Four — Double Standards:
Here men set up one set of rules, guidelines, privileges, benefits for males and a totally different one for females. At Northeastern University, the Dean of Women (they had such a person back then) told me about a black female engineer who had been forced out of the school because she ran out of money and Financial Aid office wouldn’t give her any support. This, at a school known for engineering.
At the same time I heard boys talking about how Financial Aid was giving them money they hadn’t requested and didn’t need. One used his to buy a motorcycle.
They almost did the same thing to me. Even though wasn’t a STEM student, I had met every criterion the school set for financial aid: GPA, co-op work, extracurricular activities, etc. Still, I faced having to leave school in the last semester of my senior year. Financial Aid refused to help until I broke down and cried, embarrassing the counselor. In five minutes, he gave me nearly all the money I needed in loans and scholarship. But the experience left a scar.
Five — Expecting Less:
Men who don’t think women have what it takes physically, mentally or emotionally, lower their expectations accordingly. That means they hold back opportunities, don’t offer assistance, ignore bullying, refuse standardized tests, or otherwise treat girls and women as if they should settle for something less. It’s the “soft bigotry of low expectations.”
The Good Ol’ Boys Club has a lot of members and one of the ways they protect their own is by expecting little of the females around them.
In high school, I took the standardized IQ tests along with everyone else. And I thought they were a load of crap. They would give us 30 minutes to finish a section and I would complete it in 15 or 20. Then I would check my answers and wait for the timer to ring. It struck me that anyone who could get all the answers right in 15 minutes had to be smarter than someone who needed all 30 minutes—but the test didn’t account for that. That made test, therefore, inaccurate and misleading.
I got a very high score, way above average. When the guidance counselor (same guy) called me in to tell me what my score was I told him I didn’t want to know. He seemed quite surprised so I explained why and that I would achieve in life what I was willing to work for. He did know the score, however—and he did nothing.
I was never offered a special class, a fast track, or anything that could pull me along faster than the other kids around me. Perhaps such a thing did not exist—although Somerset had a pretty good and well-funded school system.
Outside Their Experience
Men like Mr. Damore don’t get this because it’s totally outside their privileged experience.
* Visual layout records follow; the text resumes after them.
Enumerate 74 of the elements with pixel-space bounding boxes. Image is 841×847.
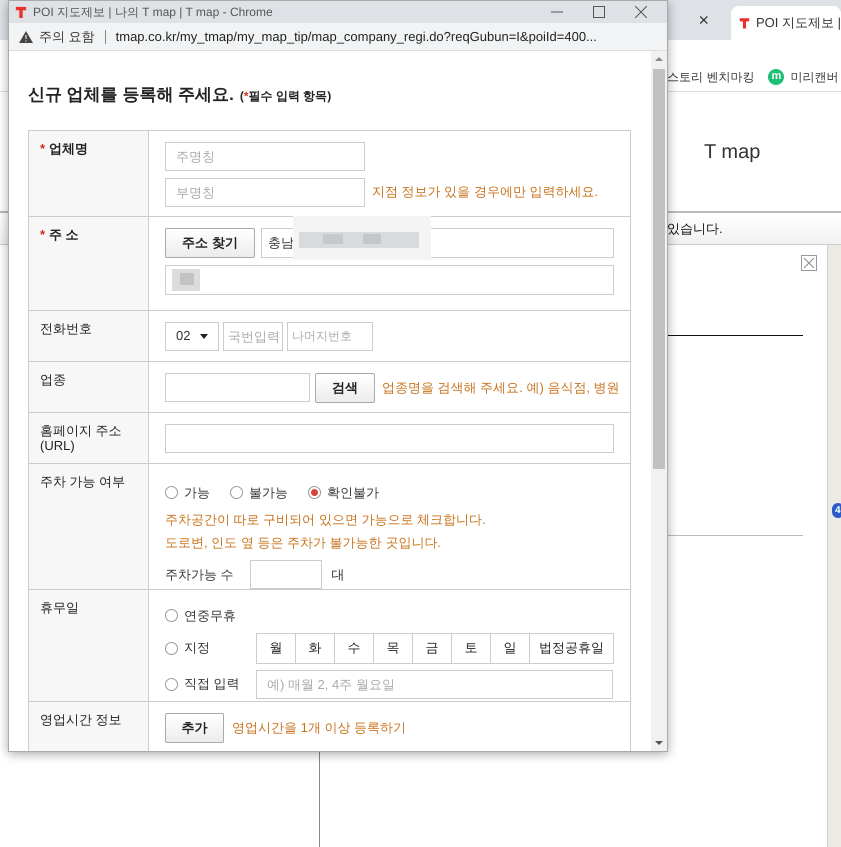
radio-label: 불가능 xyxy=(249,484,288,502)
window-title: POI 지도제보 | 나의 T map | T map - Chrome xyxy=(33,4,274,21)
tab-close-button[interactable]: × xyxy=(698,6,709,34)
row-label: * 주 소 xyxy=(40,226,80,242)
area-code-select[interactable]: 02 xyxy=(165,322,219,350)
row-label: 영업시간 정보 xyxy=(40,712,123,726)
input-field[interactable]: 국번입력 xyxy=(223,322,283,350)
radio-button[interactable] xyxy=(165,609,178,622)
road-number-badge: 4 xyxy=(832,503,841,518)
close-icon[interactable] xyxy=(635,6,647,18)
map[interactable]: 4 xyxy=(828,245,841,847)
tab-title: POI 지도제보 | xyxy=(756,14,841,32)
warning-icon xyxy=(19,30,33,42)
radio-label: 직접 입력 xyxy=(184,675,240,694)
address-bar[interactable]: tmap.co.kr/my_tmap/my_map_tip/map_company_regi.do?reqGubun=I&poiId=400... xyxy=(116,26,597,46)
input-field[interactable]: 나머지번호 xyxy=(287,322,373,350)
radio-label: 가능 xyxy=(184,484,210,502)
input-field[interactable] xyxy=(165,424,614,452)
unit-label: 대 xyxy=(332,566,345,584)
input-field[interactable] xyxy=(165,264,614,294)
hint-text: 업종명을 검색해 주세요. 예) 음식점, 병원 xyxy=(382,380,620,394)
logo-icon xyxy=(15,5,27,19)
day-button[interactable]: 화 xyxy=(296,634,335,664)
redaction-blur xyxy=(172,268,200,290)
bookmark[interactable]: 스토리 벤치마킹 xyxy=(667,68,754,86)
radio-button[interactable] xyxy=(230,486,243,499)
radio-button[interactable] xyxy=(165,642,178,654)
add-button[interactable]: 추가 xyxy=(165,712,224,742)
required-note: (*필수 입력 항목) xyxy=(240,88,332,105)
radio-label: 연중무휴 xyxy=(184,606,236,625)
row-label: 홈페이지 주소 (URL) xyxy=(40,422,123,452)
day-button[interactable]: 월 xyxy=(257,634,296,664)
address-search-button[interactable]: 주소 찾기 xyxy=(165,228,255,258)
input-field[interactable] xyxy=(165,373,310,402)
day-button[interactable]: 목 xyxy=(374,634,413,664)
row-label: 휴무일 xyxy=(40,600,80,614)
maximize-icon[interactable] xyxy=(593,6,605,18)
scroll-down-icon[interactable] xyxy=(655,739,663,747)
radio-button[interactable] xyxy=(165,486,178,499)
row-label: 전화번호 xyxy=(40,320,93,336)
day-button[interactable]: 금 xyxy=(413,634,452,664)
hint-text: 주차공간이 따로 구비되어 있으면 가능으로 체크합니다. xyxy=(165,511,487,529)
day-button[interactable]: 토 xyxy=(452,634,491,664)
form-heading: 신규 업체를 등록해 주세요. xyxy=(28,84,234,106)
radio-button[interactable] xyxy=(165,678,178,690)
scroll-up-icon[interactable] xyxy=(655,55,663,63)
input-field[interactable]: 예) 매월 2, 4주 월요일 xyxy=(256,670,613,698)
notice-text: 있습니다. xyxy=(667,220,723,238)
radio-button[interactable] xyxy=(308,486,321,499)
row-label: 업종 xyxy=(40,372,67,386)
bookmark[interactable]: m 미리캔버 xyxy=(768,68,838,86)
hint-text: 영업시간을 1개 이상 등록하기 xyxy=(232,718,406,737)
site-title: T map xyxy=(704,140,760,164)
hint-text: 도로변, 인도 옆 등은 주차가 불가능한 곳입니다. xyxy=(165,534,442,552)
input-field[interactable]: 부명칭 xyxy=(165,178,365,206)
field-value: 충남 xyxy=(268,234,294,252)
radio-label: 지정 xyxy=(184,639,210,658)
count-label: 주차가능 수 xyxy=(165,566,234,584)
browser-tab[interactable]: POI 지도제보 | xyxy=(731,6,841,40)
radio-label: 확인불가 xyxy=(327,484,379,502)
hint-text: 지점 정보가 있을 경우에만 입력하세요. xyxy=(372,183,598,202)
row-label: 주차 가능 여부 xyxy=(40,474,126,488)
scrollbar[interactable] xyxy=(651,51,667,751)
input-field[interactable]: 주명칭 xyxy=(165,142,365,170)
input-field[interactable] xyxy=(250,560,322,589)
day-button[interactable]: 일 xyxy=(491,634,530,664)
bookmark-icon: m xyxy=(768,68,784,84)
day-button[interactable]: 법정공휴일 xyxy=(530,634,614,664)
close-icon[interactable] xyxy=(801,255,817,271)
row-label: * 업체명 xyxy=(40,140,90,156)
dropdown-caret-icon xyxy=(200,334,208,338)
search-button[interactable]: 검색 xyxy=(315,372,375,402)
security-status[interactable]: 주의 요함 xyxy=(39,26,95,46)
day-button[interactable]: 수 xyxy=(335,634,374,664)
“I wouldn’t let that stop me,” you say. Well, maybe not the first time, or the second. But a lifetime of being marginalized, discouraged, left out, interrupted, criticized and misdirected can take its toll. We’ll never know how many girls have dropped out of STEM degrees or left jobs in Silicon Valley because of this insidious dynamic.
I have no great empathy for Mr. Damore. He’ll be hired quickly by one of the Silicon Valley “bros” who consider him a hero because he “took one for the team,” and “told it the way it is.” He already has a job offer from Julian Assange.
Men can’t see male privilege because it’s the defensive shield that has protected them and smoothed the way all their lives. Women experience a different reality than men do — one that men will never see even though they help to create it. This matters.